Thursday, July 24, 2008

5 Questions for the Creators: Miss Closkey

Happy Thursday folks, and welcome to another 5 Questions for the Creators. Today we have one of the movers and shakers in Pittsburgh Social media. She is one of the inspirational leaders of Podcamp Pittsburgh, creator of the incomparable site My Brilliant Mistakes, a wonderful friend, and one of the finest creative minds in Pittsburgh. Ladies and Gents, Cynthia Closkey.

1. Tell us about who you are and what it is you do.
I'm a website designer and business consultant, working in Butler, which is a small town near Pittsburgh, PA. I help small businesses, non-profits, agencies, and individuals make the most of the web. Most of what I do is bring new technologies to this little corner of the world.

2. Why did you get into social media?
I started blogging in 2003 because I kept finding things I wanted to tell people about, and I needed a way to tell them without bombarding everyone's email box every day. Also, I wanted to tell more people than my immediate friends and family.

Regular publishing channels -- newspapers, magazines, books -- struck me as too slow. Plus, a few attempts at getting published caused me to see them as closed clubs that didn't want new members. In contrast, I figured anyone could have a web site, and updating it would be much faster, easier, and cheaper than getting anything into print.

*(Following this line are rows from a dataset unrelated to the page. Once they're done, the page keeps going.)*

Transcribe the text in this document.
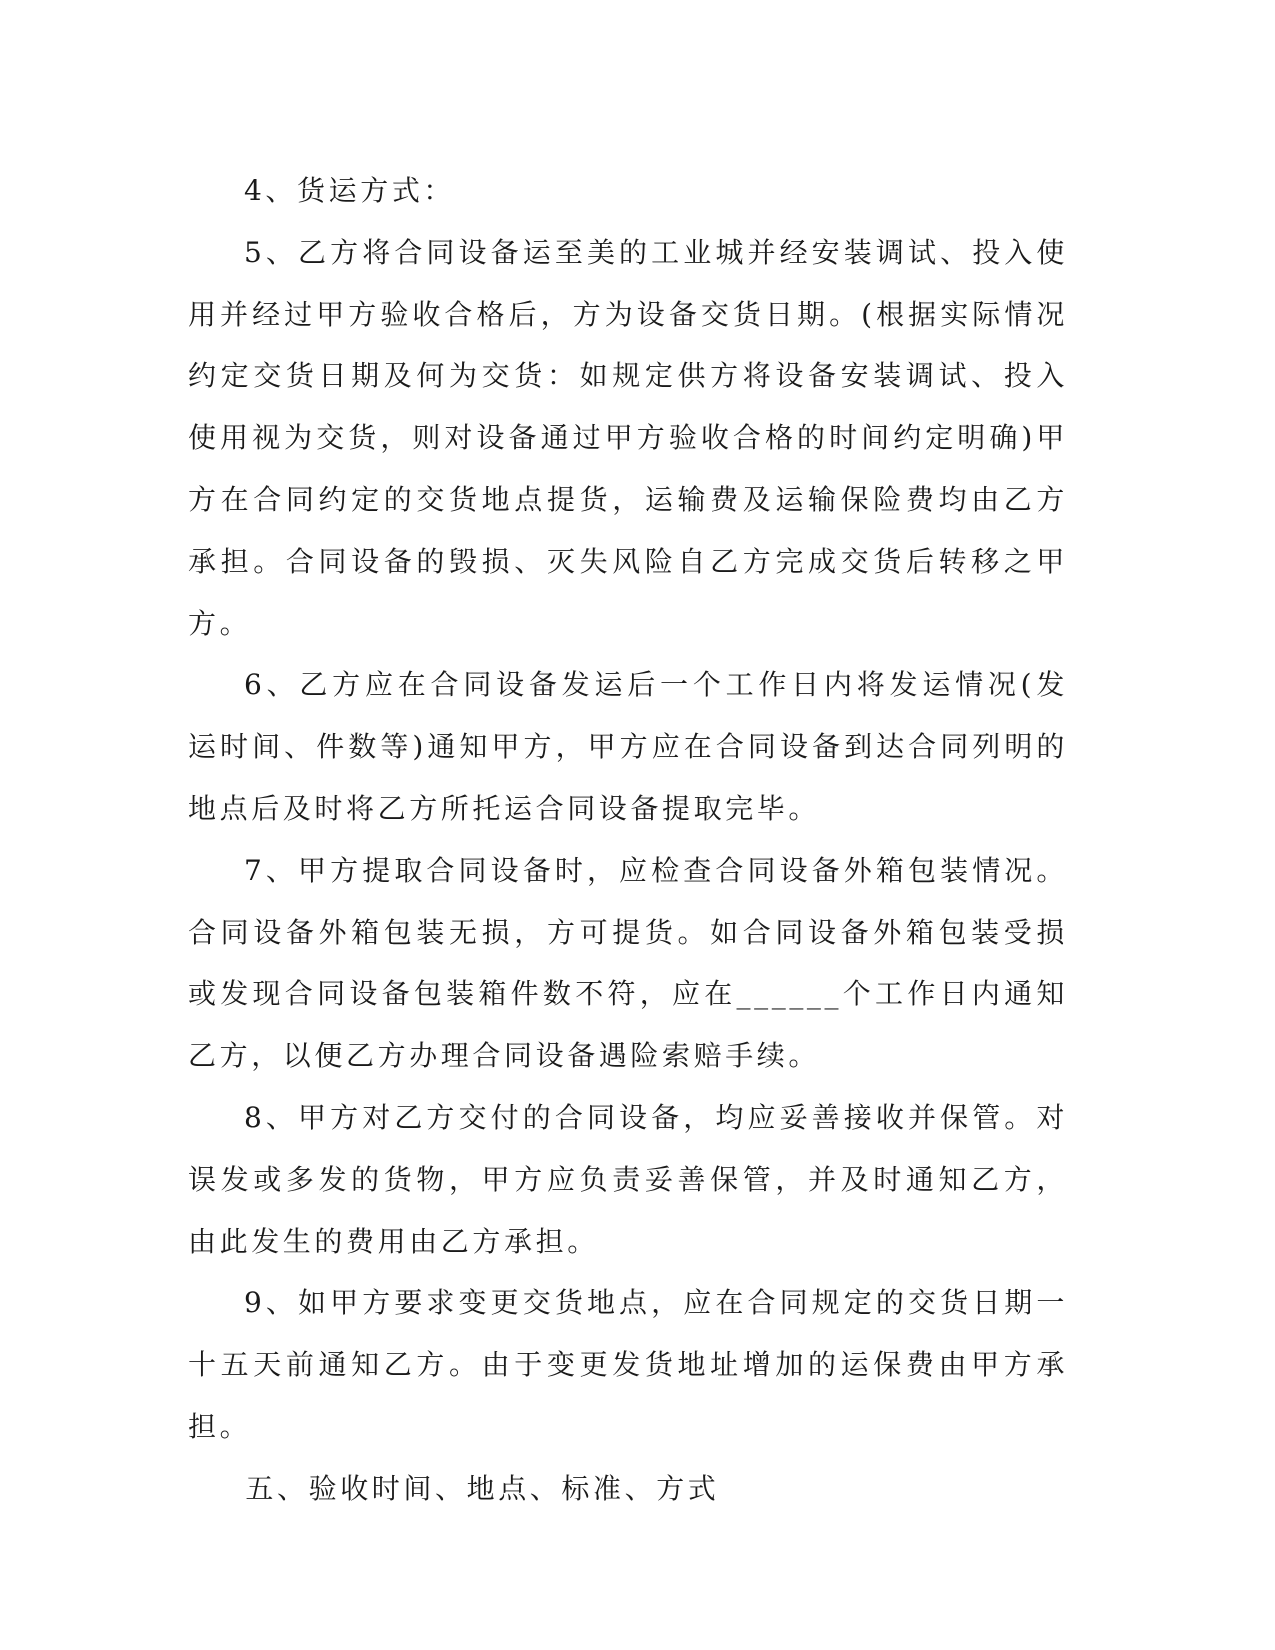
4、货运方式：

5、乙方将合同设备运至美的工业城并经安装调试、投入使用并经过甲方验收合格后，方为设备交货日期。(根据实际情况约定交货日期及何为交货：如规定供方将设备安装调试、投入使用视为交货，则对设备通过甲方验收合格的时间约定明确)甲方在合同约定的交货地点提货，运输费及运输保险费均由乙方承担。合同设备的毁损、灭失风险自乙方完成交货后转移之甲方。

6、乙方应在合同设备发运后一个工作日内将发运情况(发运时间、件数等)通知甲方，甲方应在合同设备到达合同列明的地点后及时将乙方所托运合同设备提取完毕。

7、甲方提取合同设备时，应检查合同设备外箱包装情况。合同设备外箱包装无损，方可提货。如合同设备外箱包装受损或发现合同设备包装箱件数不符，应在______个工作日内通知乙方，以便乙方办理合同设备遇险索赔手续。

8、甲方对乙方交付的合同设备，均应妥善接收并保管。对误发或多发的货物，甲方应负责妥善保管，并及时通知乙方，由此发生的费用由乙方承担。

9、如甲方要求变更交货地点，应在合同规定的交货日期一十五天前通知乙方。由于变更发货地址增加的运保费由甲方承担。

五、验收时间、地点、标准、方式
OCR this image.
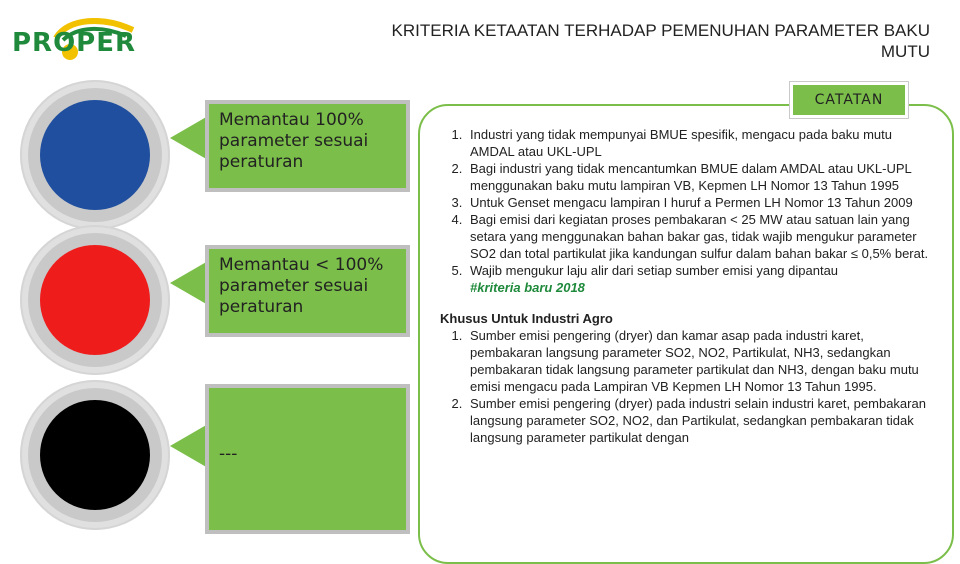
PROPER	KRITERIA KETAATAN TERHADAP PEMENUHAN PARAMETER BAKU
MUTU
Memantau 100% parameter sesuai peraturan
Memantau < 100% parameter sesuai peraturan
---
CATATAN
1. Industri yang tidak mempunyai BMUE spesifik, mengacu pada baku mutu AMDAL atau UKL-UPL
2. Bagi industri yang tidak mencantumkan BMUE dalam AMDAL atau UKL-UPL menggunakan baku mutu lampiran VB, Kepmen LH Nomor 13 Tahun 1995
3. Untuk Genset mengacu lampiran I huruf a Permen LH Nomor 13 Tahun 2009
4. Bagi emisi dari kegiatan proses pembakaran < 25 MW atau satuan lain yang setara yang menggunakan bahan bakar gas, tidak wajib mengukur parameter SO2 dan total partikulat jika kandungan sulfur dalam bahan bakar ≤ 0,5% berat.
5. Wajib mengukur laju alir dari setiap sumber emisi yang dipantau
#kriteria baru 2018
Khusus Untuk Industri Agro
1. Sumber emisi pengering (dryer) dan kamar asap pada industri karet, pembakaran langsung parameter SO2, NO2, Partikulat, NH3, sedangkan pembakaran tidak langsung parameter partikulat dan NH3, dengan baku mutu emisi mengacu pada Lampiran VB Kepmen LH Nomor 13 Tahun 1995.
2. Sumber emisi pengering (dryer) pada industri selain industri karet, pembakaran langsung parameter SO2, NO2, dan Partikulat, sedangkan pembakaran tidak langsung parameter partikulat dengan
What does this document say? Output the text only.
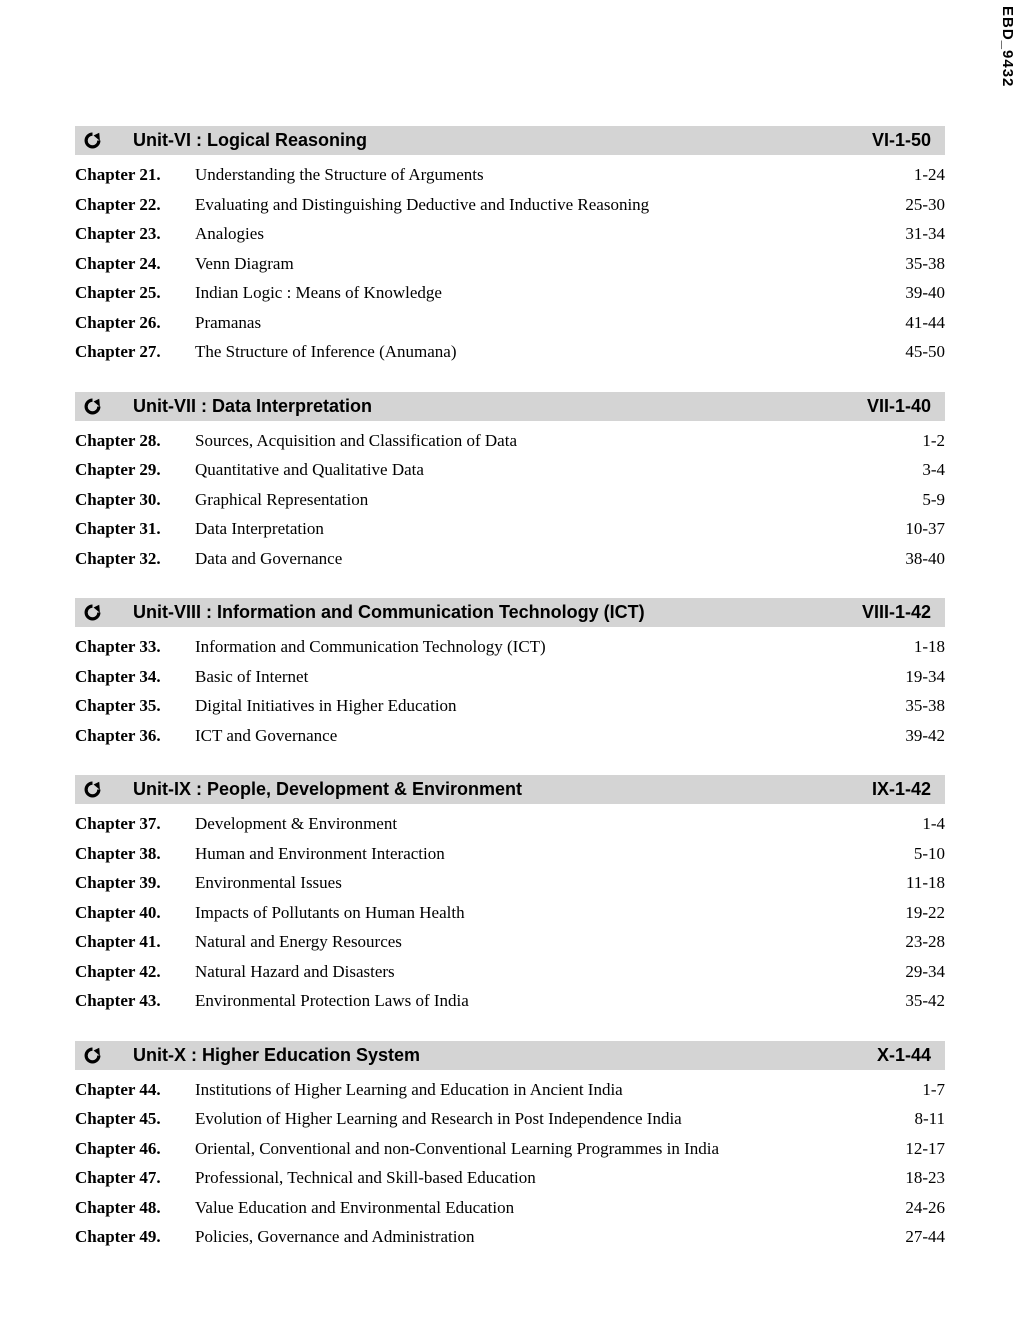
EBD_9432
Unit-VI : Logical Reasoning	VI-1-50
Chapter 21.	Understanding the Structure of Arguments	1-24
Chapter 22.	Evaluating and Distinguishing Deductive and Inductive Reasoning	25-30
Chapter 23.	Analogies	31-34
Chapter 24.	Venn Diagram	35-38
Chapter 25.	Indian Logic : Means of Knowledge	39-40
Chapter 26.	Pramanas	41-44
Chapter 27.	The Structure of Inference (Anumana)	45-50
Unit-VII : Data Interpretation	VII-1-40
Chapter 28.	Sources, Acquisition and Classification of Data	1-2
Chapter 29.	Quantitative and Qualitative Data	3-4
Chapter 30.	Graphical Representation	5-9
Chapter 31.	Data Interpretation	10-37
Chapter 32.	Data and Governance	38-40
Unit-VIII : Information and Communication Technology (ICT)	VIII-1-42
Chapter 33.	Information and Communication Technology (ICT)	1-18
Chapter 34.	Basic of Internet	19-34
Chapter 35.	Digital Initiatives in Higher Education	35-38
Chapter 36.	ICT and Governance	39-42
Unit-IX : People, Development & Environment	IX-1-42
Chapter 37.	Development & Environment	1-4
Chapter 38.	Human and Environment Interaction	5-10
Chapter 39.	Environmental Issues	11-18
Chapter 40.	Impacts of Pollutants on Human Health	19-22
Chapter 41.	Natural and Energy Resources	23-28
Chapter 42.	Natural Hazard and Disasters	29-34
Chapter 43.	Environmental Protection Laws of India	35-42
Unit-X : Higher Education System	X-1-44
Chapter 44.	Institutions of Higher Learning and Education in Ancient India	1-7
Chapter 45.	Evolution of Higher Learning and Research in Post Independence India	8-11
Chapter 46.	Oriental, Conventional and non-Conventional Learning Programmes in India	12-17
Chapter 47.	Professional, Technical and Skill-based Education	18-23
Chapter 48.	Value Education and Environmental Education	24-26
Chapter 49.	Policies, Governance and Administration	27-44
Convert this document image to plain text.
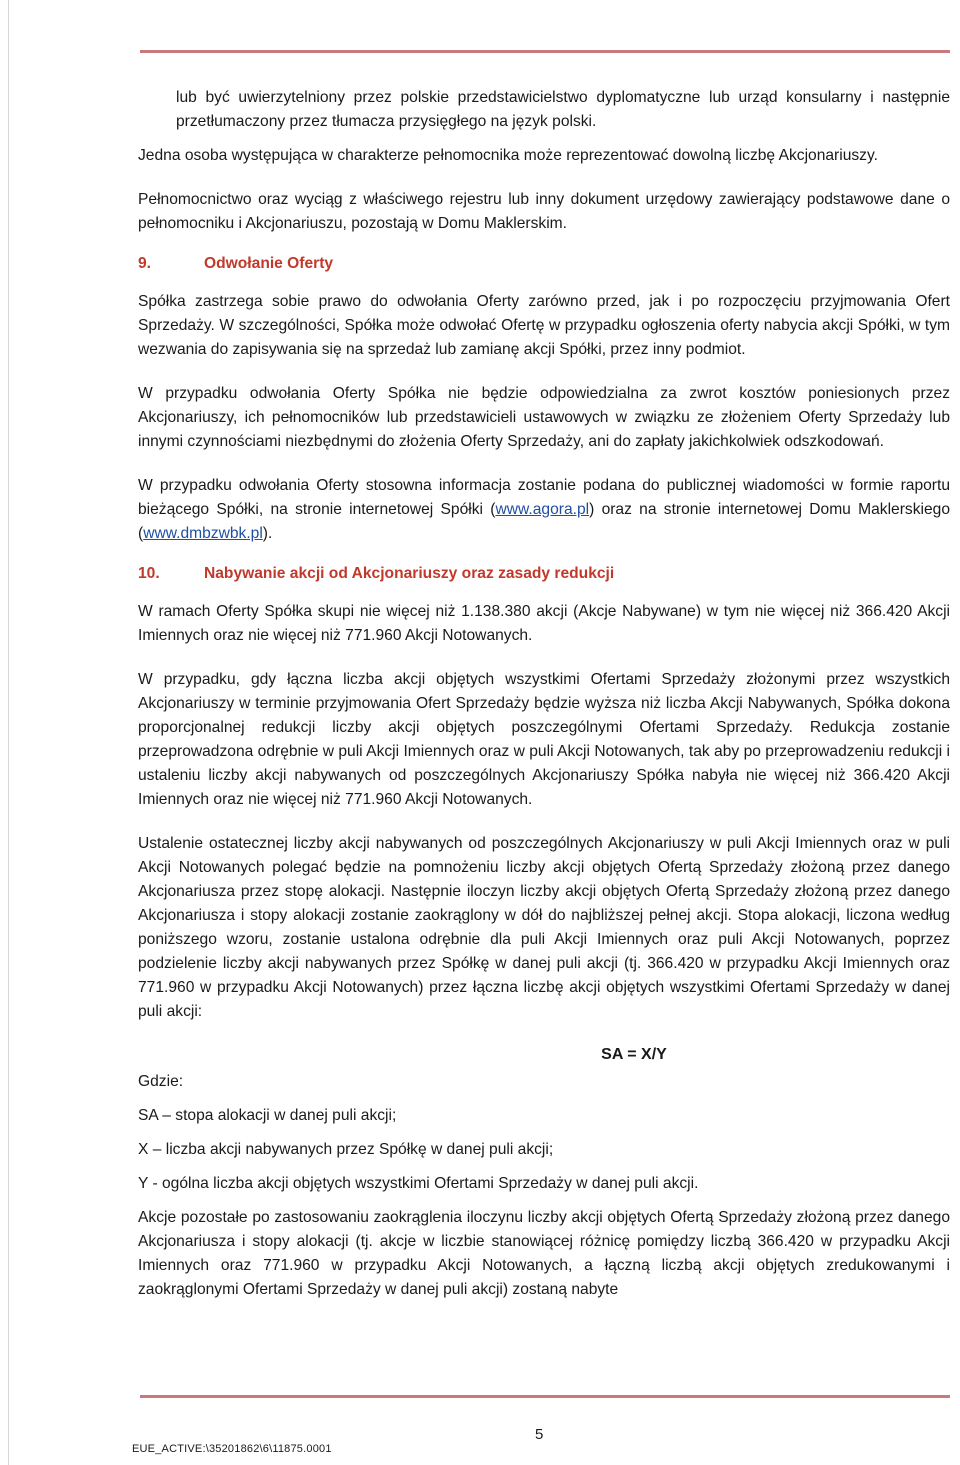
lub być uwierzytelniony przez polskie przedstawicielstwo dyplomatyczne lub urząd konsularny i następnie przetłumaczony przez tłumacza przysięgłego na język polski.

Jedna osoba występująca w charakterze pełnomocnika może reprezentować dowolną liczbę Akcjonariuszy.

Pełnomocnictwo oraz wyciąg z właściwego rejestru lub inny dokument urzędowy zawierający podstawowe dane o pełnomocniku i Akcjonariuszu, pozostają w Domu Maklerskim.

9.	Odwołanie Oferty

Spółka zastrzega sobie prawo do odwołania Oferty zarówno przed, jak i po rozpoczęciu przyjmowania Ofert Sprzedaży. W szczególności, Spółka może odwołać Ofertę w przypadku ogłoszenia oferty nabycia akcji Spółki, w tym wezwania do zapisywania się na sprzedaż lub zamianę akcji Spółki, przez inny podmiot.

W przypadku odwołania Oferty Spółka nie będzie odpowiedzialna za zwrot kosztów poniesionych przez Akcjonariuszy, ich pełnomocników lub przedstawicieli ustawowych w związku ze złożeniem Oferty Sprzedaży lub innymi czynnościami niezbędnymi do złożenia Oferty Sprzedaży, ani do zapłaty jakichkolwiek odszkodowań.

W przypadku odwołania Oferty stosowna informacja zostanie podana do publicznej wiadomości w formie raportu bieżącego Spółki, na stronie internetowej Spółki (www.agora.pl) oraz na stronie internetowej Domu Maklerskiego (www.dmbzwbk.pl).

10.	Nabywanie akcji od Akcjonariuszy oraz zasady redukcji

W ramach Oferty Spółka skupi nie więcej niż 1.138.380 akcji (Akcje Nabywane) w tym nie więcej niż 366.420 Akcji Imiennych oraz nie więcej niż 771.960 Akcji Notowanych.

W przypadku, gdy łączna liczba akcji objętych wszystkimi Ofertami Sprzedaży złożonymi przez wszystkich Akcjonariuszy w terminie przyjmowania Ofert Sprzedaży będzie wyższa niż liczba Akcji Nabywanych, Spółka dokona proporcjonalnej redukcji liczby akcji objętych poszczególnymi Ofertami Sprzedaży. Redukcja zostanie przeprowadzona odrębnie w puli Akcji Imiennych oraz w puli Akcji Notowanych, tak aby po przeprowadzeniu redukcji i ustaleniu liczby akcji nabywanych od poszczególnych Akcjonariuszy Spółka nabyła nie więcej niż 366.420 Akcji Imiennych oraz nie więcej niż 771.960 Akcji Notowanych.

Ustalenie ostatecznej liczby akcji nabywanych od poszczególnych Akcjonariuszy w puli Akcji Imiennych oraz w puli Akcji Notowanych polegać będzie na pomnożeniu liczby akcji objętych Ofertą Sprzedaży złożoną przez danego Akcjonariusza przez stopę alokacji. Następnie iloczyn liczby akcji objętych Ofertą Sprzedaży złożoną przez danego Akcjonariusza i stopy alokacji zostanie zaokrąglony w dół do najbliższej pełnej akcji. Stopa alokacji, liczona według poniższego wzoru, zostanie ustalona odrębnie dla puli Akcji Imiennych oraz puli Akcji Notowanych, poprzez podzielenie liczby akcji nabywanych przez Spółkę w danej puli akcji (tj. 366.420 w przypadku Akcji Imiennych oraz 771.960 w przypadku Akcji Notowanych) przez łączna liczbę akcji objętych wszystkimi Ofertami Sprzedaży w danej puli akcji:

SA = X/Y

Gdzie:

SA – stopa alokacji w danej puli akcji;

X – liczba akcji nabywanych przez Spółkę w danej puli akcji;

Y - ogólna liczba akcji objętych wszystkimi Ofertami Sprzedaży w danej puli akcji.

Akcje pozostałe po zastosowaniu zaokrąglenia iloczynu liczby akcji objętych Ofertą Sprzedaży złożoną przez danego Akcjonariusza i stopy alokacji (tj. akcje w liczbie stanowiącej różnicę pomiędzy liczbą 366.420 w przypadku Akcji Imiennych oraz 771.960 w przypadku Akcji Notowanych, a łączną liczbą akcji objętych zredukowanymi i zaokrąglonymi Ofertami Sprzedaży w danej puli akcji) zostaną nabyte

5
EUE_ACTIVE:\35201862\6\11875.0001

Actually, in 2001, before I began blogging or even quite understood what it was, I started an online literary magazine. My model was the McSweeney's online version (www.mcsweeneys.net), which seemed to me the coolest website ever. I was also inspired by George Plimpton, who founded The Paris Review in the earlier part of the century and made it into one of the most highly respected literary magazines. Apparently he did it just because he and his collaborators wanted to. I adore that kind of DIY ethic.

So I started my online literary zine, Inkburns, and ran it for a few years, mostly publishing other people's writing. Along the way I started to notice blogs, and I started blogging as a way to publish my own writing. Inkburns became too much work for me to handle, and blogging gave me a creative outlet in its place, so I let the one slide while I pursued the other.

FWIW, I hope to bring back Inkburns some day, in a new and different form.

3. What is it that you love about social media?
What I love most is the "anyone can do it" aspect, as I mentioned above. And I love the speed of it, lightning fast from mind to hand to web. But I also like how social media tends to be less filtered and polished. Of course this lack of filtering means we have to wade through a lot of crap.

Still, in the end, people can publish on the web who couldn't elsewhere, and they can publish things that they couldn't share elsewhere. So it's more raw, and less elitist.

4. What keeps you coming back? Why do you keep creating content?
I'm insatiably curious about things, and I like to assume everyone else must be too. In my heart, I realize they're not, or at least most people are not. Most people don't care what I have to say, and that's fine. At least a few people seem to appreciate my perspective, and I'm excited to share my ideas and the things I find with them.

5. What is it that you want to accomplish with your media?
I want to influence a few people, so that they take chances and follow their hearts. I want to be someone else's George Plimpton.